Configuration
Index
Methods
Properties
Methods
get_global_configuration
- Retrieve the global instance of the configuration. - Mostly for the backwards compatibility. It is recommended to use the - service_locator.get_configuration()instead.- Returns Self
Properties
available_memory_ratio
The maximum proportion of system memory to use. If memory_mbytes is not provided, this ratio is used to
calculate the maximum memory. This option is utilized by the Snapshotter.
default_browser_path
Specifies the path to the browser executable. Currently primarily for Playwright-based features. This option
is passed directly to Playwright's browser_type.launch method as executable_path argument. For more details,
refer to the Playwright documentation:
https://playwright.dev/docs/api/class-browsertype#browser-type-launch.
disable_browser_sandbox
Disables the sandbox for the browser. Currently primarily for Playwright-based features. This option
is passed directly to Playwright's browser_type.launch method as chromium_sandbox. For more details,
refer to the Playwright documentation:
https://playwright.dev/docs/api/class-browsertype#browser-type-launch.
headless
Whether to run the browser in headless mode. Currently primarily for Playwright-based features. This option
is passed directly to Playwright's browser_type.launch method as headless. For more details,
refer to the Playwright documentation:
https://playwright.dev/docs/api/class-browsertype#browser-type-launch.
internal_timeout
Timeout for the internal asynchronous operations.
log_level
The logging level.
max_client_errors
The maximum number of client errors (HTTP 429) allowed before the system is considered overloaded.

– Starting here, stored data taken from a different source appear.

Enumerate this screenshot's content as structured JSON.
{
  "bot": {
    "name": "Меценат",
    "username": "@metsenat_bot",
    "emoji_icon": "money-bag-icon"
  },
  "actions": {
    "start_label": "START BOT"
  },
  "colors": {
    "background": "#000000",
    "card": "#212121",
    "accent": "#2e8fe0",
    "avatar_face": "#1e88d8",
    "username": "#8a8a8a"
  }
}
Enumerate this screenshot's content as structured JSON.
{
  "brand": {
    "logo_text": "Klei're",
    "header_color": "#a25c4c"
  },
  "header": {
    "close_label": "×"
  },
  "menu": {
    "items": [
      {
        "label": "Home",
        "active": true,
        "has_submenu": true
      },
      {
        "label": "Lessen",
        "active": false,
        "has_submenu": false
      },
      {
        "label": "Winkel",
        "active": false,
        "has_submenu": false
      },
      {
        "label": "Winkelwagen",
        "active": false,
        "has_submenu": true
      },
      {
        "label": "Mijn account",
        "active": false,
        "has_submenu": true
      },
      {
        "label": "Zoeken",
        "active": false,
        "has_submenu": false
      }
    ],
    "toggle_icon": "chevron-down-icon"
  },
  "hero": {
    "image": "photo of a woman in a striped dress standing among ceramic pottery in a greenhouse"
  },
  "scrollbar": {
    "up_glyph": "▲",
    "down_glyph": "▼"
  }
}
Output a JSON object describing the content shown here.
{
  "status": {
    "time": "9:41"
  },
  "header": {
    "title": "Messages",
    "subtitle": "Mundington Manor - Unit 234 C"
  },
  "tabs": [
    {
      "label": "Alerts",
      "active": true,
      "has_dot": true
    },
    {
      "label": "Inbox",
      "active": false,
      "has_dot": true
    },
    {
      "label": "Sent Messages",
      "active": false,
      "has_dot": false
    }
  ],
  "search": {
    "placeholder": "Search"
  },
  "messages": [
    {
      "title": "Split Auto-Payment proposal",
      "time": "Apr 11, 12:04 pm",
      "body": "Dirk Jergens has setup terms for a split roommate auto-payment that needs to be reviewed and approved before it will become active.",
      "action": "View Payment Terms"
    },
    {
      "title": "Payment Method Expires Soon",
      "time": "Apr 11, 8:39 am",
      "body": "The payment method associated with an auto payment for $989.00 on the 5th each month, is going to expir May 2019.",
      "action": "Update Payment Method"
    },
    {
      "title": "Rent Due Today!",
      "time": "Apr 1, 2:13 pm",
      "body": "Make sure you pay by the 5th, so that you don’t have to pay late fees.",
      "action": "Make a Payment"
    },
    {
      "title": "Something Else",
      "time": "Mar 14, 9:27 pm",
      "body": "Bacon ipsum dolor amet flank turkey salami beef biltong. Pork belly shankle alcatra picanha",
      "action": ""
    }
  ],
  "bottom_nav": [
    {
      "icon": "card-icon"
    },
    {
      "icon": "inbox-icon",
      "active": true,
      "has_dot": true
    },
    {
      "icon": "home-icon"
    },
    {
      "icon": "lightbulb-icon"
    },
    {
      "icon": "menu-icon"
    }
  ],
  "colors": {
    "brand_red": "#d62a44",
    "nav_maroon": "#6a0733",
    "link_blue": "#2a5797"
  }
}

This option is used by the Snapshotter.
max_event_loop_delay
The maximum event loop delay. If the event loop delay exceeds this value, it is considered overloaded.
This option is used by the Snapshotter.
max_used_cpu_ratio
The maximum CPU usage ratio. If the CPU usage exceeds this value, the system is considered overloaded.
This option is used by the Snapshotter.
max_used_memory_ratio
The maximum memory usage ratio. If the memory usage exceeds this ratio, it is considered overloaded.
This option is used by the Snapshotter.
memory_mbytes
The maximum used memory in megabytes. This option is utilized by the Snapshotter.
model_config
persist_state_interval
Interval at which PersistState events are emitted. The event ensures the state persistence during
the crawler run. This option is utilized by the EventManager.
purge_on_start
Whether to purge the storage on the start. This option is utilized by the storage clients.
storage_dir
The path to the storage directory. This option is utilized by the storage clients.
system_info_interval
Interval at which SystemInfo events are emitted. The event represents the current status of the system.
This option is utilized by the LocalEventManager.
Configuration settings for the Crawlee project.
This class stores common configurable parameters for Crawlee. Default values are provided for all settings, so typically, no adjustments are necessary. However, you may modify settings for specific use cases, such as changing the default storage directory, the default storage IDs, the timeout for internal operations, and more.
Settings can also be configured via environment variables, prefixed with
CRAWLEE_.